The bear-man hesitated a moment, then said, “Maybe I just want to get some gratification from having a Pure who's dependent on me. Maybe I would enjoy lording it over one of your kind. Satisfy you?”
“For the moment, I guess.”
The mutant shuffled across the cellar floor, his padded feet hissing on the stone. Behind a row of old clothes trunks he peered down a Stygian well set in the basement floor. “A storm drain,” he said.
Jask could barely make it out, a blacker spot on the dark floor. Apparently his eyes had not adjusted to the gloom as well as the bruin's eyes had. He said, “You first.” His paranoia told him not to trust the hairy stranger, even though there was nothing else for him to do but trust.

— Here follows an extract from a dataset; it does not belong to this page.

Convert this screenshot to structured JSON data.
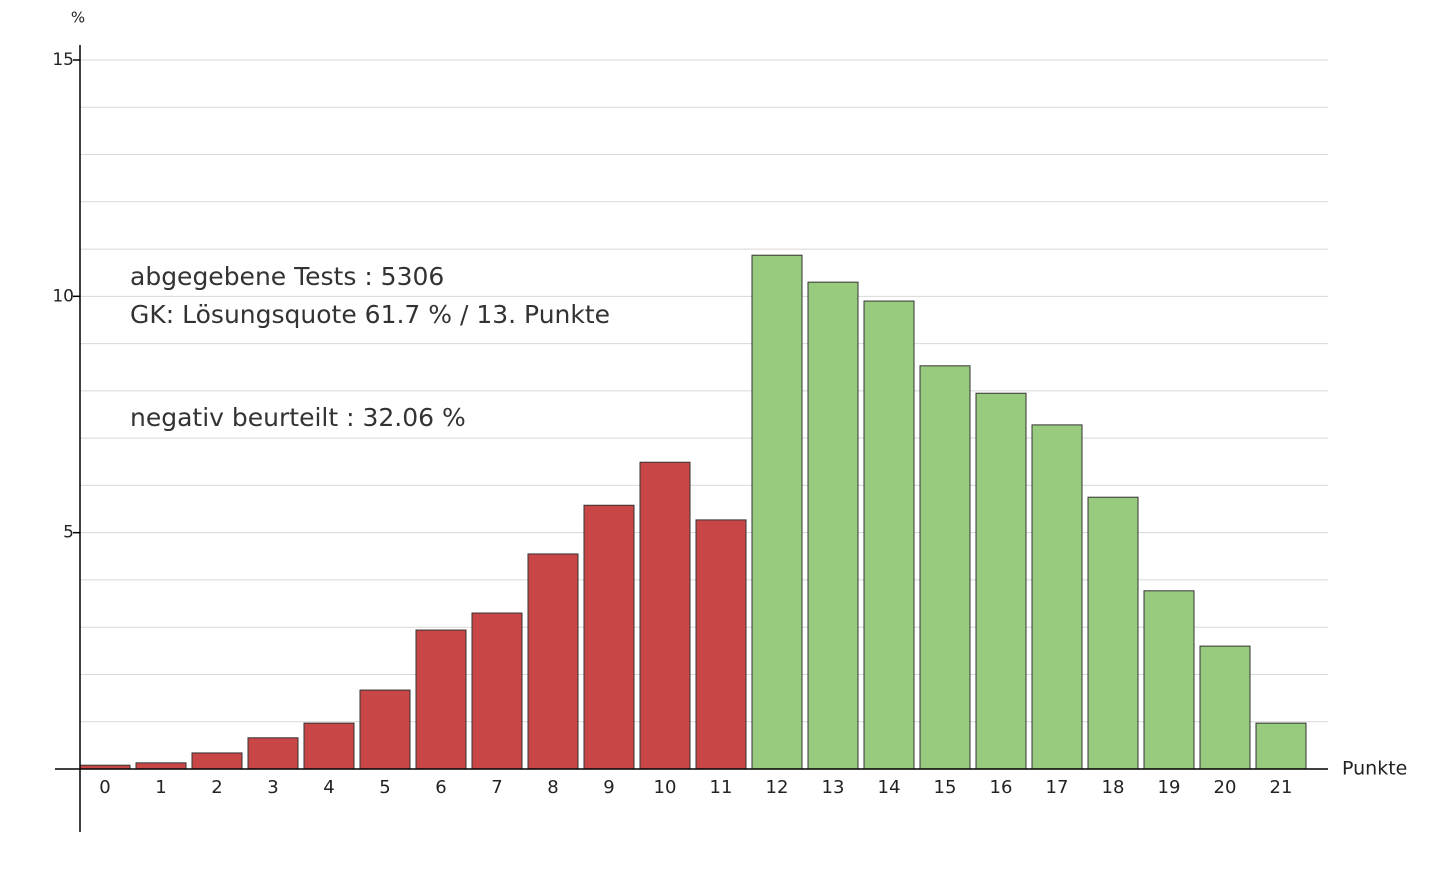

In a moment the quasi-man had lowered himself into the sewer and disappeared. Jask heard a faint splash of water, nothing else.
He waited, reluctant to commit himself to such a comradeship as this, even if it were only temporary. After all, he was a Pure, even if he had fallen from grace. His blood flowed in a straight stream down the centuries from forgotten ancestors, a proud line of Pures.